Larry and Charles had grown more belligerent behind the alcohol. Larry got louder, and Charles had become quiet, a bad sign. Raymond had taken them up on their offer to join them and was drinking a beer. He was three quarters done with it and could feel its effect. He had never had more than one, and he didn’t really care for the taste. But it made him feel older to drink with these two. He kept an eye out for anyone who might tell his parents that they had seen him drinking beer in the afternoon.

They talked about girls they’d like to have. They talked about the new Mach 1. As Larry had done many times, he asked if James and Raymond were related to Earl Monroe, and Raymond said, “Not that I know.”

There was a lull in the conversation while they swigged beer. Then Larry said, “Heard some white boys came through, couple weeks back.”

“White bitches, ” said Charles.

“Heard they talked some shit to your mom,” said Larry.

“She was walking home from the bus stop,” said Raymond. “They weren’t sayin it to her, exactly. She was passing by the market when they were callin out, is what it was.”

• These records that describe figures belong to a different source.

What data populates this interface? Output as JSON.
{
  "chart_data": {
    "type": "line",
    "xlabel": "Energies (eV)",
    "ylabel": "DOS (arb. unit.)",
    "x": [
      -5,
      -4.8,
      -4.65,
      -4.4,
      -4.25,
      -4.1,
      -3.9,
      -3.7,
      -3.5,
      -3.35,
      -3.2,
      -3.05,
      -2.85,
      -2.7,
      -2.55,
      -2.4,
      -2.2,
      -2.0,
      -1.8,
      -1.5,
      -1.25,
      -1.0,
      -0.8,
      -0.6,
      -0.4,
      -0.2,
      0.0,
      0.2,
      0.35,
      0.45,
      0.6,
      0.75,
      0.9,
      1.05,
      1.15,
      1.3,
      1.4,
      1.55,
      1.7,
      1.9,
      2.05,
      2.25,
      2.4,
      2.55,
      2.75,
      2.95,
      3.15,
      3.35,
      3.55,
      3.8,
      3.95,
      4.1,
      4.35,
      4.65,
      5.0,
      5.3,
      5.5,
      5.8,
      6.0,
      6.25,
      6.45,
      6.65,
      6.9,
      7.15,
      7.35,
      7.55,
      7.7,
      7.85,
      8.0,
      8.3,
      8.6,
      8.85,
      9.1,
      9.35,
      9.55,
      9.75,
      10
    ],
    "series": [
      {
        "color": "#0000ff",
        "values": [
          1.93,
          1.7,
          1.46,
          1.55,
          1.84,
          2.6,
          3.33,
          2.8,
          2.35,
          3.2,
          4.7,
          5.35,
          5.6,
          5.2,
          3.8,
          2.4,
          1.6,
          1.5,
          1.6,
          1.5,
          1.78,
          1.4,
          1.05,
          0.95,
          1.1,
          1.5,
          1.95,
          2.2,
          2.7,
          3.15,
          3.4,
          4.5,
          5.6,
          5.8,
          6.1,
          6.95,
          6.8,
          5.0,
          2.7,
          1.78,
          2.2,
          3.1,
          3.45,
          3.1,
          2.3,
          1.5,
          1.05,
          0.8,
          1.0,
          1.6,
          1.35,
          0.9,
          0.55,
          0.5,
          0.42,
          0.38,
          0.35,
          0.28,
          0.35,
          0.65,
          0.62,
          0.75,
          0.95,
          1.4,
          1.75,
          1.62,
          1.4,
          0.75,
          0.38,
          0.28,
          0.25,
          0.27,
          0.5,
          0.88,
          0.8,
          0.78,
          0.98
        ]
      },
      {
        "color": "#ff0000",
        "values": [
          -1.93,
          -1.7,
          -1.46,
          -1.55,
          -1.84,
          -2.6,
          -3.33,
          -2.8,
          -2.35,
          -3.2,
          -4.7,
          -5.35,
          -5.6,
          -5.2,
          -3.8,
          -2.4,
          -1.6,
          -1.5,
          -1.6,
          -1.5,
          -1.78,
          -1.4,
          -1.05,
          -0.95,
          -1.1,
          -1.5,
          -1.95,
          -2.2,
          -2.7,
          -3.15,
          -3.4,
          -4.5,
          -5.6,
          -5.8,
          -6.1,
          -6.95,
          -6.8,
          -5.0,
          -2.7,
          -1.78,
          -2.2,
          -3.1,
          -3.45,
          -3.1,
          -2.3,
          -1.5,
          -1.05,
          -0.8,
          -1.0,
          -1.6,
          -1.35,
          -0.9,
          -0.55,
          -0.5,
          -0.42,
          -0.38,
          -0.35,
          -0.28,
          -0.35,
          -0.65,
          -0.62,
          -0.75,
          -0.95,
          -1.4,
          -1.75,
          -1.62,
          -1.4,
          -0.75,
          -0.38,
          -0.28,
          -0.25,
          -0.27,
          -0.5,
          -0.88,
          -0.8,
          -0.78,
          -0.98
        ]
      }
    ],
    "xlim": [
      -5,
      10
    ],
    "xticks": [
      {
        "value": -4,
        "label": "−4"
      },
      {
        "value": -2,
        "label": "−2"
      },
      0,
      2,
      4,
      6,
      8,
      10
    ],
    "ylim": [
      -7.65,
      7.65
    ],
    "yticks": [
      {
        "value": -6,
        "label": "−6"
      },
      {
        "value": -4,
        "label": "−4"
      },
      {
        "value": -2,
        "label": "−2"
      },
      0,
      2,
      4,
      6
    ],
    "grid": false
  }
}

“So it was to her,” said Larry.

It wasn’t a question, so Raymond did not reply. His face grew warm with shame.

“Anyone did that to my mother,” said Charles, “they’d wake up in a grave.”

“My father say you got to be strong and shake it off,” said Raymond.

“Hmph,” said Larry.

“It was my mother, I’d go ahead and shoot the motherfuckers,” said Charles.

“Well,” said Raymond, hoping to put an end to the embarrassment of the conversation, “I got no gun.”

“Your brother got one,” said Charles.

“Huh?” said Raymond. “Go ahead, man, you know that ain’t right.”